When people have their own really accomplished lives, they don't put you on a pedestal. If anything, you have to prove yourself even more because they think you're that stupid actress who, like, floats around in her Prada dress, you know? -- Natalie Portman (Vogue, May 2002)

All it takes is to be with great friends who trust you and respect you and whom you trust and respect to help put everything in perspective. They don't even have to know what you are going through; just being around them makes you realize that the world is not as horrible a place as you think it is.

And don't forget to dance. Dancing solves any problems.

Letting go is really hard to do. Sometimes, and it may be selfish, but you feel like you have to force people to tell you things you already know. And sometimes, they won't oblige you. No one is responsible for how you feel. They don't owe you anything. And in the end, it really becomes something you have to deal with for yourself. And if you won't, you won't heal.

I'm am falling more and more in love with the medium of film. I believe it is a great way of looking at the world. I feel that this is where I will really be able to make my mark. This is something that I really want to do, for myself, for what is going on inside of me.

I watched Pieces of April and found myself crying for an hour. It is a gorgeous, gorgeous film. Very powerful. It would be sad if it were not so real; and in being real it is so funny. Watch it!

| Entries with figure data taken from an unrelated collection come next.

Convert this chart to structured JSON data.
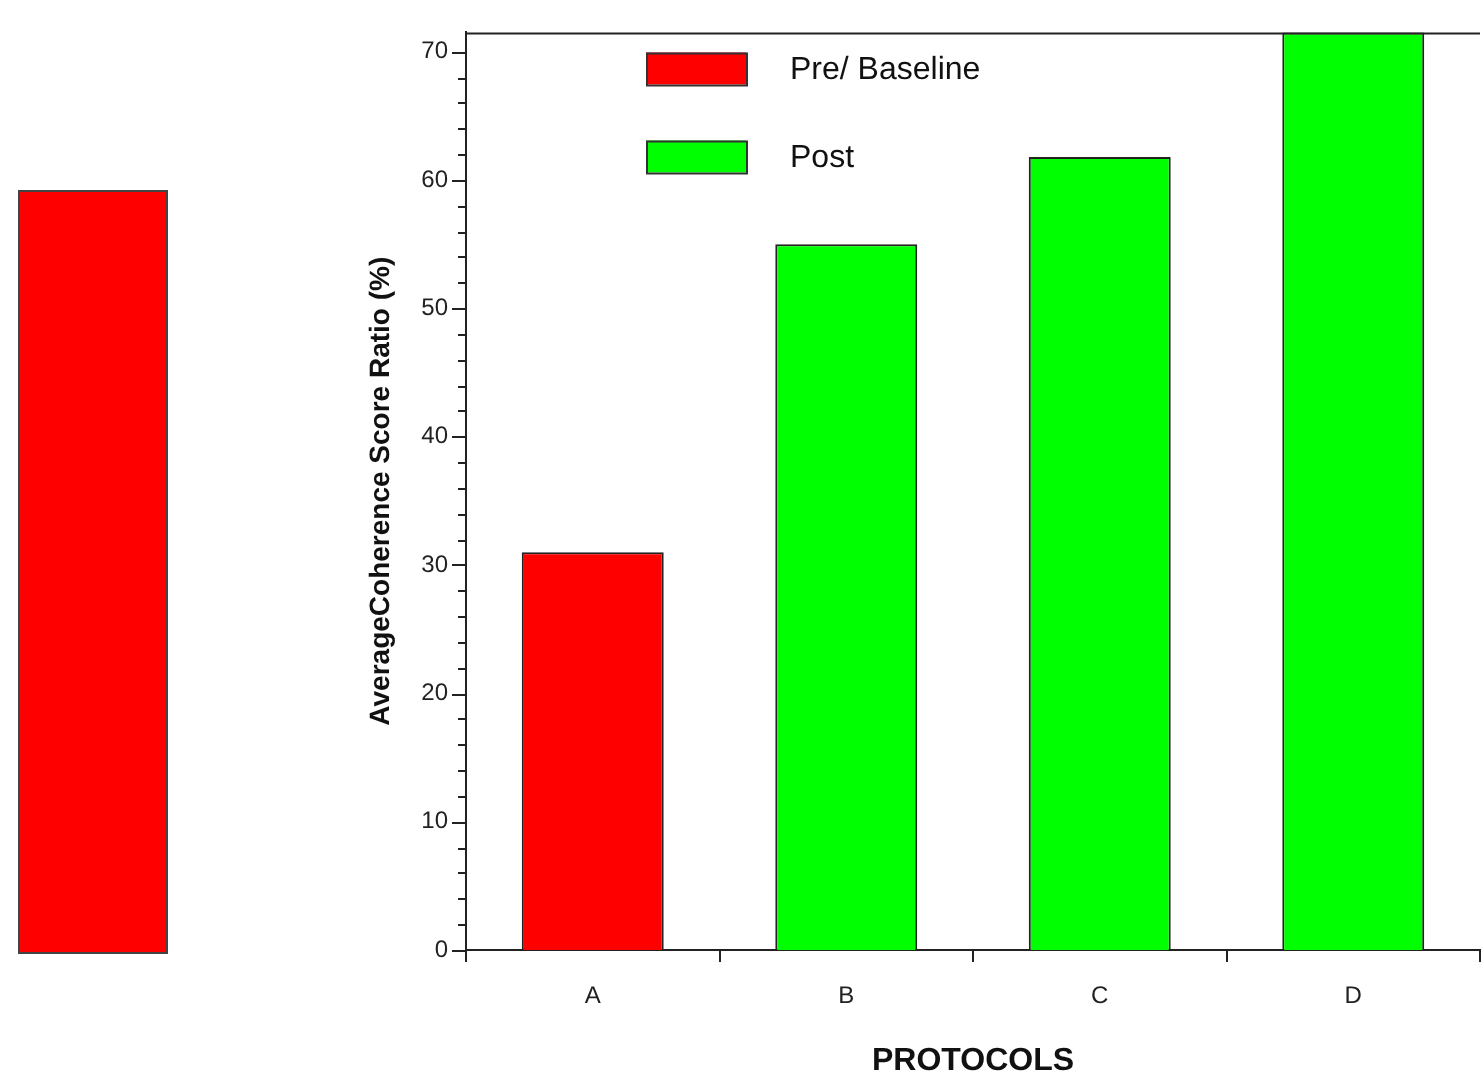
{
  "chart_data": {
    "type": "bar",
    "xlabel": "PROTOCOLS",
    "ylabel": "AverageCoherence Score Ratio (%)",
    "categories": [
      "A",
      "B",
      "C",
      "D"
    ],
    "series": [
      {
        "name": "Pre/ Baseline",
        "color": "#ff0000",
        "values": [
          31,
          null,
          null,
          null
        ]
      },
      {
        "name": "Post",
        "color": "#00ff00",
        "values": [
          null,
          55,
          61.8,
          71.5
        ]
      }
    ],
    "ylim": [
      0,
      71.5
    ],
    "yticks": [
      0,
      {
        "value": 2,
        "label": null
      },
      {
        "value": 4,
        "label": null
      },
      {
        "value": 6,
        "label": null
      },
      {
        "value": 8,
        "label": null
      },
      10,
      {
        "value": 12,
        "label": null
      },
      {
        "value": 14,
        "label": null
      },
      {
        "value": 16,
        "label": null
      },
      {
        "value": 18,
        "label": null
      },
      20,
      {
        "value": 22,
        "label": null
      },
      {
        "value": 24,
        "label": null
      },
      {
        "value": 26,
        "label": null
      },
      {
        "value": 28,
        "label": null
      },
      30,
      {
        "value": 32,
        "label": null
      },
      {
        "value": 34,
        "label": null
      },
      {
        "value": 36,
        "label": null
      },
      {
        "value": 38,
        "label": null
      },
      40,
      {
        "value": 42,
        "label": null
      },
      {
        "value": 44,
        "label": null
      },
      {
        "value": 46,
        "label": null
      },
      {
        "value": 48,
        "label": null
      },
      50,
      {
        "value": 52,
        "label": null
      },
      {
        "value": 54,
        "label": null
      },
      {
        "value": 56,
        "label": null
      },
      {
        "value": 58,
        "label": null
      },
      60,
      {
        "value": 62,
        "label": null
      },
      {
        "value": 64,
        "label": null
      },
      {
        "value": 66,
        "label": null
      },
      {
        "value": 68,
        "label": null
      },
      70
    ],
    "grid": false,
    "legend": "top left"
  }
}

I love my Dad. Everytime we talk, I feel like I'm learning from the world. His being here in the city, working again at something that he is really, really good at, calms me. It makes me feel better. It is almost as if I am borrowing his energy, adapting it into my own and I can do it from a distance (as long as we are in the same city). When he is in Bacolod, I could feel the distance and reaching out to him was so hard. Knowing he is here, within my sphere of reference, I could reach out to his aura and copy it, take it for my own.

I'm glad that he is here.

The process of healing, I hope, has finally begun. This distorted world will finally start to coalesce. If only because I have decided to really look and see what it is the signs are saying. This time I will not let myself get lot. The grieving is over. We are only allowed to grieve for so long...
Comments:
and yet some of us never grieve quite enough...
 
I grieved for 2 years, then I just woke up.
 
Joskoday! Do people really believe the bullshit that Vogue is foisting on their readers? My god, you only need to have at least half a brain to reject these pronouncements. And since you cried your heart out watching Pieces of April, you should have also jumped from the topmost floor of a building to end your agony with. Anyway, you don't have any real problems to speak of. Nothing but these petty schticks that you try to pass off as legitimate problems. Get a life, and stop trying to put on an image that you are "becoming" like your father. Much to my chagrin, your father was talented, and you don't even come close.

So, stop whining. And stop this illusory phase.